戦慄すべきオカンアート本の世界

オカンアートというものがいったい何かは、いまさら説明するまでもないかな。5年ぐらい前に2ちゃんねるで誰かがその概念を提唱し、以来、みんなで実家に転がっている作品群をアップしては、心暖まったり戦慄したりしている。そのへんの流れは以下のサイトにまとめられているので、ヒマな人は見るといい。

オカンアートスレ過去ログ保管庫
http://www.geocities.co.jp/Foodpia/2512/okanart/index.html

あいにくうちの母親は人並以上に手先が器用な人だったから、オカンアートに取り組んで家族を恐怖のどん底に突き落とすようなことはなかった。これ、逆だと思われるかもしれないが、本当に器用な人というのは、その能力を仕事に向けてしまうので、わざわざオカンアートには向かっていかないのだ。むしろ手先があまり器用でない人ほど、モノ作りへの憧れを強く抱き、そのエネルギーが形になったものこそオカンアートの正体なのではないか、とおれは分析している。

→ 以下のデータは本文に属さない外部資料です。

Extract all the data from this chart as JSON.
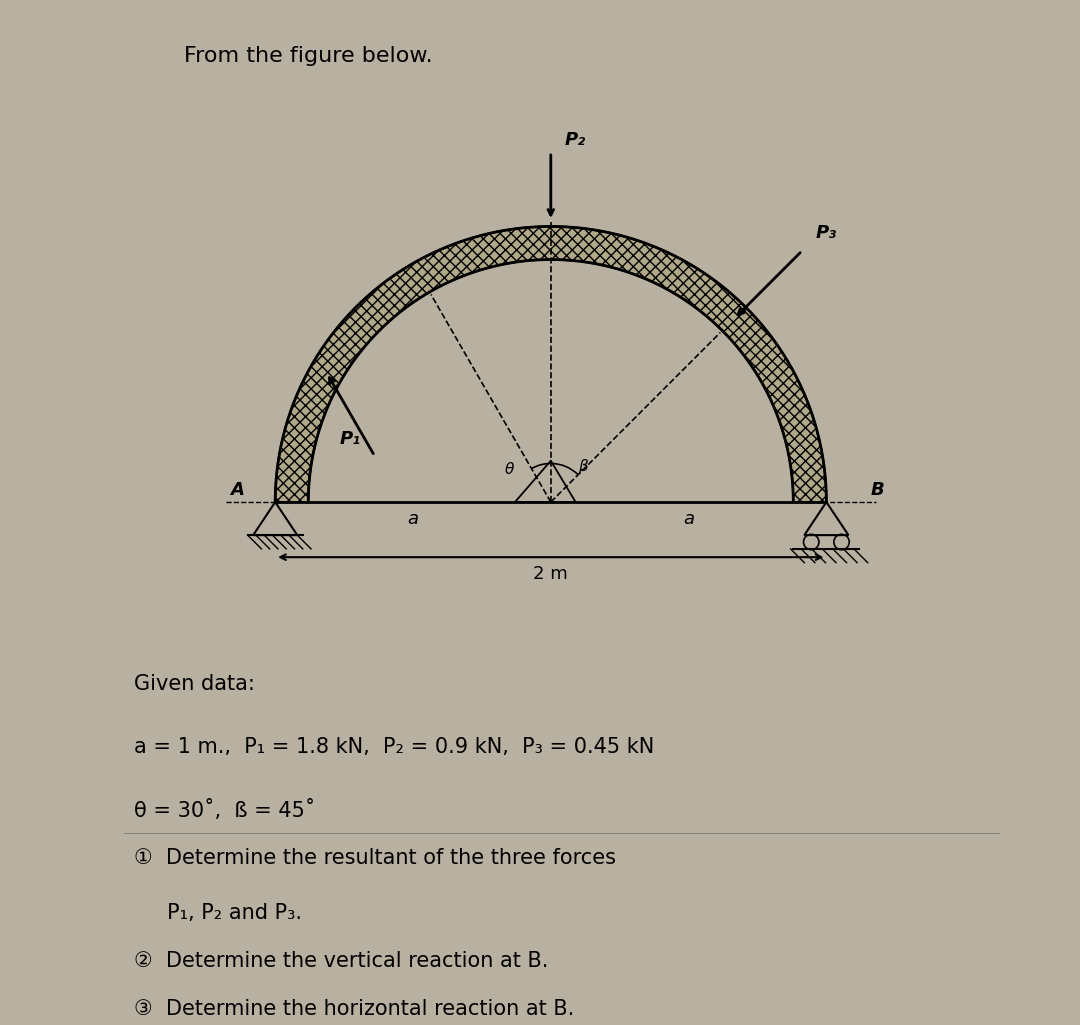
{
  "bg_color": "#c8c0b0",
  "fig_bg_color": "#b8b0a0",
  "title": "From the figure below.",
  "title_fontsize": 16,
  "given_data_line1": "Given data:",
  "given_data_line2": "a = 1 m.,  P₁ = 1.8 kN,  P₂ = 0.9 kN,  P₃ = 0.45 kN",
  "given_data_line3": "θ = 30˚,  ß = 45˚",
  "q1_line1": "①  Determine the resultant of the three forces",
  "q1_line2": "     P₁, P₂ and P₃.",
  "q2": "②  Determine the vertical reaction at B.",
  "q3": "③  Determine the horizontal reaction at B.",
  "text_fontsize": 15,
  "dim_label_2m": "2 m",
  "label_a_left": "a",
  "label_a_right": "a",
  "label_A": "A",
  "label_B": "B",
  "theta_label": "θ",
  "beta_label": "β",
  "P1_label": "P₁",
  "P2_label": "P₂",
  "P3_label": "P₃"
}
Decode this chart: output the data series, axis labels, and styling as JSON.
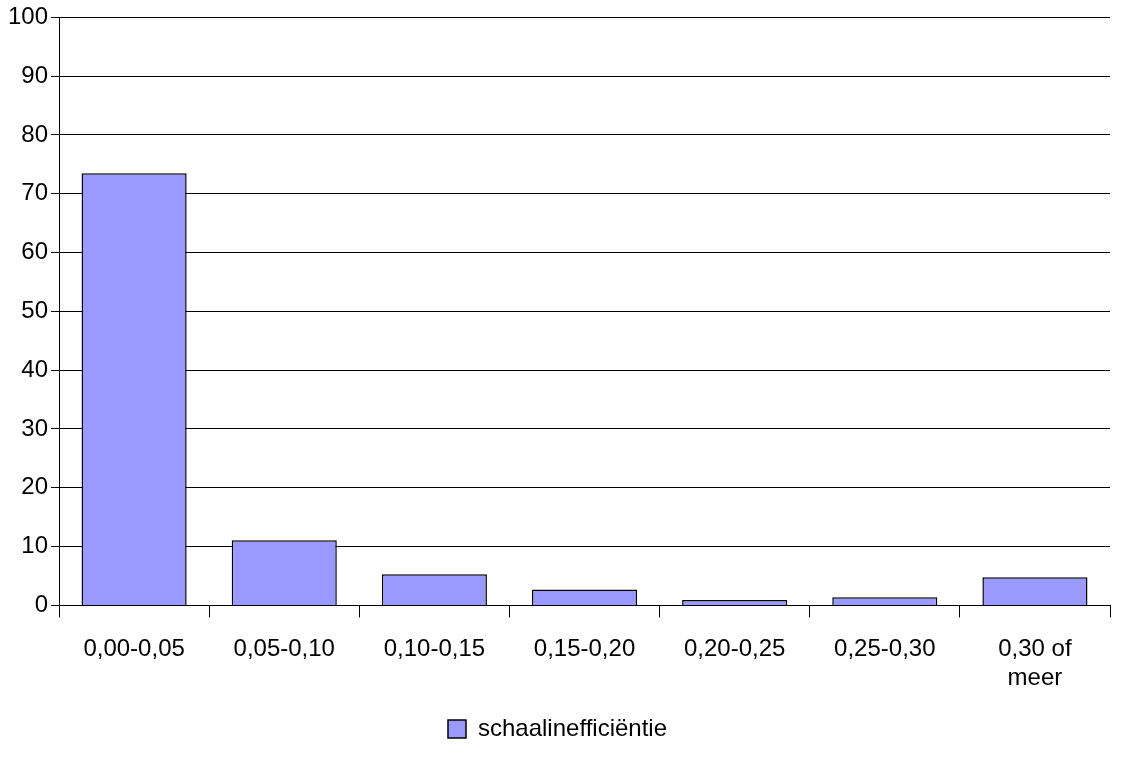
{
  "chart_data": {
    "type": "bar",
    "categories": [
      "0,00-0,05",
      "0,05-0,10",
      "0,10-0,15",
      "0,15-0,20",
      "0,20-0,25",
      "0,25-0,30",
      "0,30 of meer"
    ],
    "series": [
      {
        "name": "schaalinefficiëntie",
        "color": "#9999ff",
        "values": [
          73.5,
          11.1,
          5.3,
          2.7,
          0.9,
          1.4,
          4.8
        ]
      }
    ],
    "ylim": [
      0,
      100
    ],
    "yticks": [
      0,
      10,
      20,
      30,
      40,
      50,
      60,
      70,
      80,
      90,
      100
    ],
    "grid": "y",
    "legend": "bottom"
  }
}
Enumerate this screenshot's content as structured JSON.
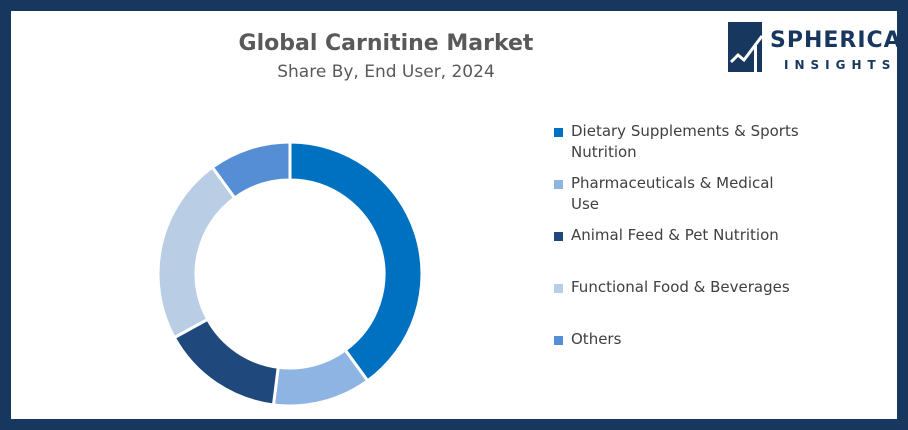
{
  "chart_data": {
    "type": "pie",
    "variant": "donut",
    "title": "Global Carnitine Market",
    "subtitle": "Share By, End User, 2024",
    "categories": [
      "Dietary Supplements & Sports Nutrition",
      "Pharmaceuticals & Medical Use",
      "Animal Feed & Pet Nutrition",
      "Functional Food & Beverages",
      "Others"
    ],
    "values": [
      40,
      12,
      15,
      23,
      10
    ],
    "colors": [
      "#0070c0",
      "#8db4e2",
      "#1f497d",
      "#b9cde5",
      "#558ed5"
    ],
    "legend_position": "right"
  },
  "logo": {
    "brand": "SPHERICAL",
    "tagline": "INSIGHTS",
    "color": "#17375e"
  }
}
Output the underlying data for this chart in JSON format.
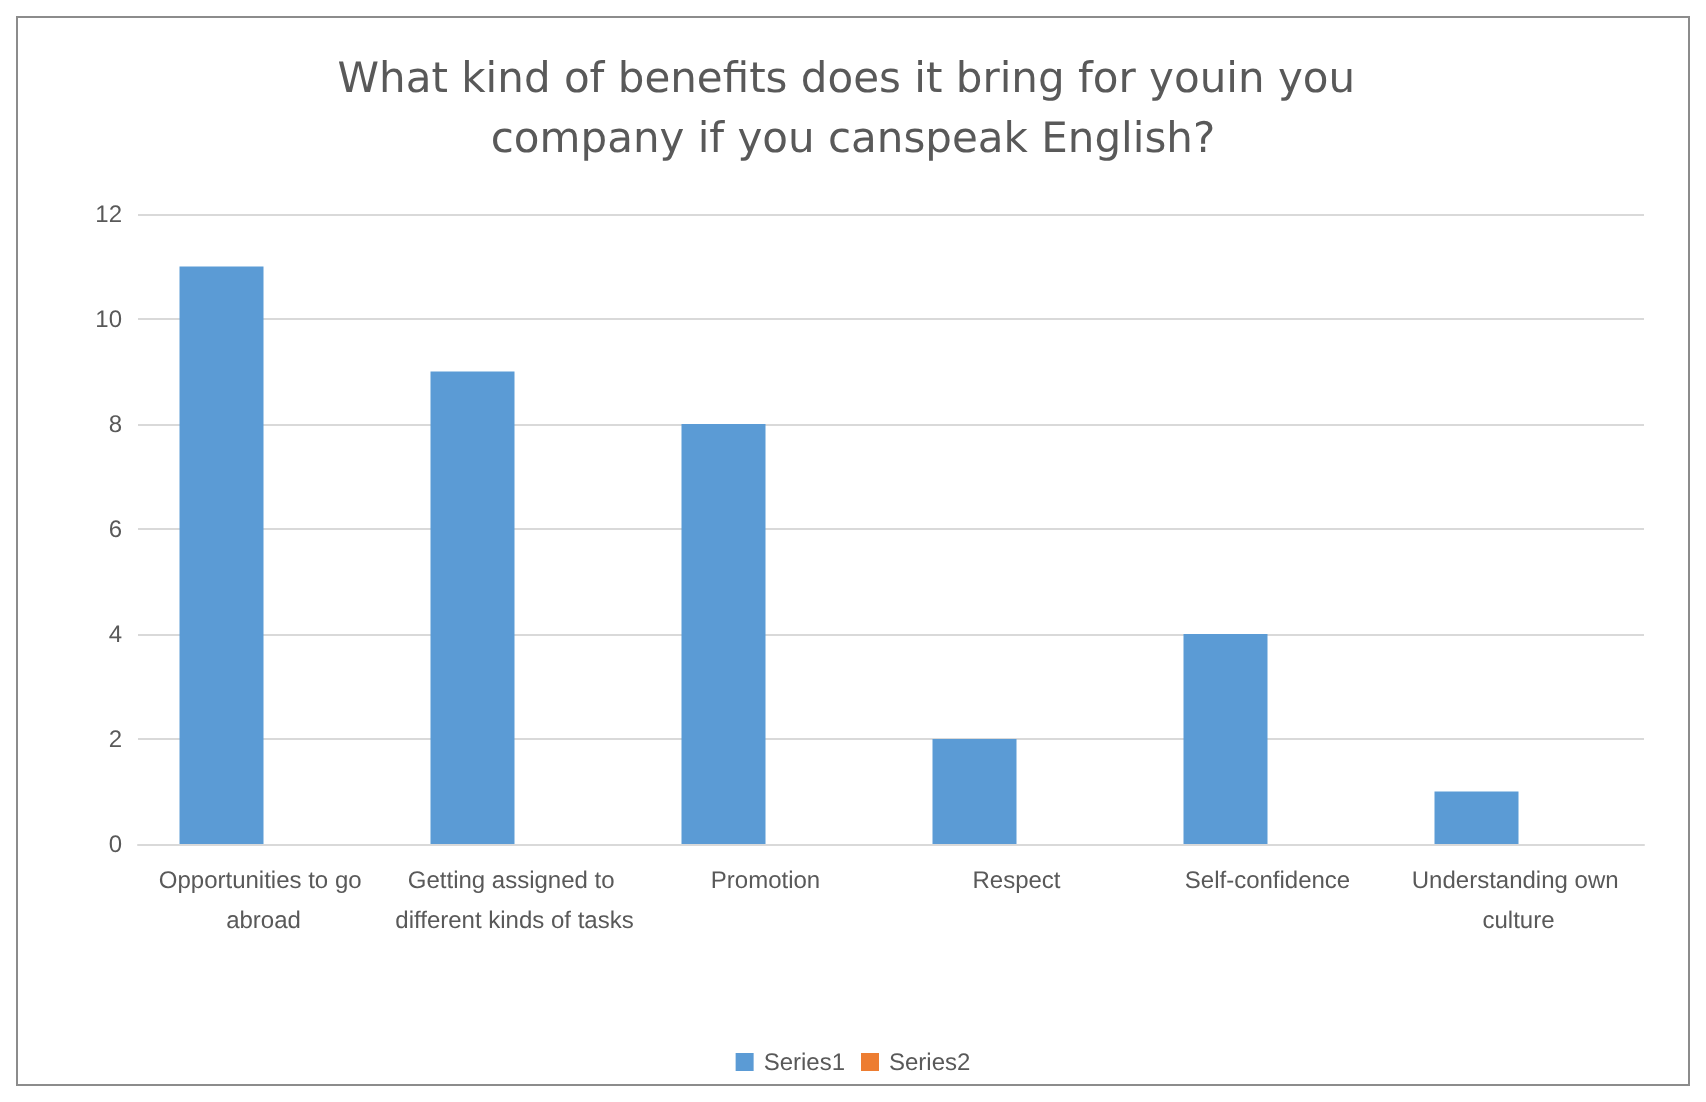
{
  "chart_data": {
    "type": "bar",
    "title": "What kind of benefits does it bring for youin you company if you canspeak English?",
    "categories": [
      "Opportunities to go abroad",
      "Getting assigned to different kinds of tasks",
      "Promotion",
      "Respect",
      "Self-confidence",
      "Understanding own culture"
    ],
    "series": [
      {
        "name": "Series1",
        "color": "#5b9bd5",
        "values": [
          11,
          9,
          8,
          2,
          4,
          1
        ]
      },
      {
        "name": "Series2",
        "color": "#ed7d31",
        "values": [
          null,
          null,
          null,
          null,
          null,
          null
        ]
      }
    ],
    "ylim": [
      0,
      12
    ],
    "yticks": [
      0,
      2,
      4,
      6,
      8,
      10,
      12
    ],
    "grid": "y",
    "legend": "bottom"
  }
}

さて、そんなオカンアートに関する本も、見つければ欠かさず買っている。もちろん、上記のような視点でオカンアートを研究している本、なんてものはない。オカンアート本というのは、ようするに「オカンがアートを作る際に参考にするテキスト」のことだね。平たく言えば手芸本だ。

たとえばこれなんぞ、いかがだろうか。


『ソープバスケット/日本フラワー技芸協会編』
世のオカン方は、こうした本を参考にしてアート活動に邁進しているのであろう。まえがきから少し引用する。

『ソープバスケット』あるいは『石けんの花篭』と呼ばれる美しい手芸品の30種120点をカラー写真で紹介し、それぞれの作品のつくり方を写真と図解でやさしく解説いたしました。このテキストさえあれば貴女にも簡単につくれます。

ようするにそういうことだ。

そしてもう一冊、ご紹介しよう。


『たばこペーパークラフト/財団法人専売弘済会編』
これもなかなかいい本だ。本文中にはたばこペーパークラフトの起源について触れた箇所もあり、ある種の人(わたしのような)には貴重な情報だと思われるので、以下に引用しておく。

たばこペーパークラフトの発生は、どちらかというと自然発生的なもののようです。京都たばこサービスセンターの話では「蛇の目傘」を最初につくったのは、競輪選手だということです。ご存じのように競輪選手は、試合の前の数日間は外部との接触を禁じられるので、その閑暇に自分の喫っていたたばこの空き箱をいろいろな形につくっているうちに、偶然「蛇の目傘」のアイデアを思いついたとか。

起源がオカンじゃない! しかも競輪選手! これ、驚きの事実だと思うのだが、どうだろうかね?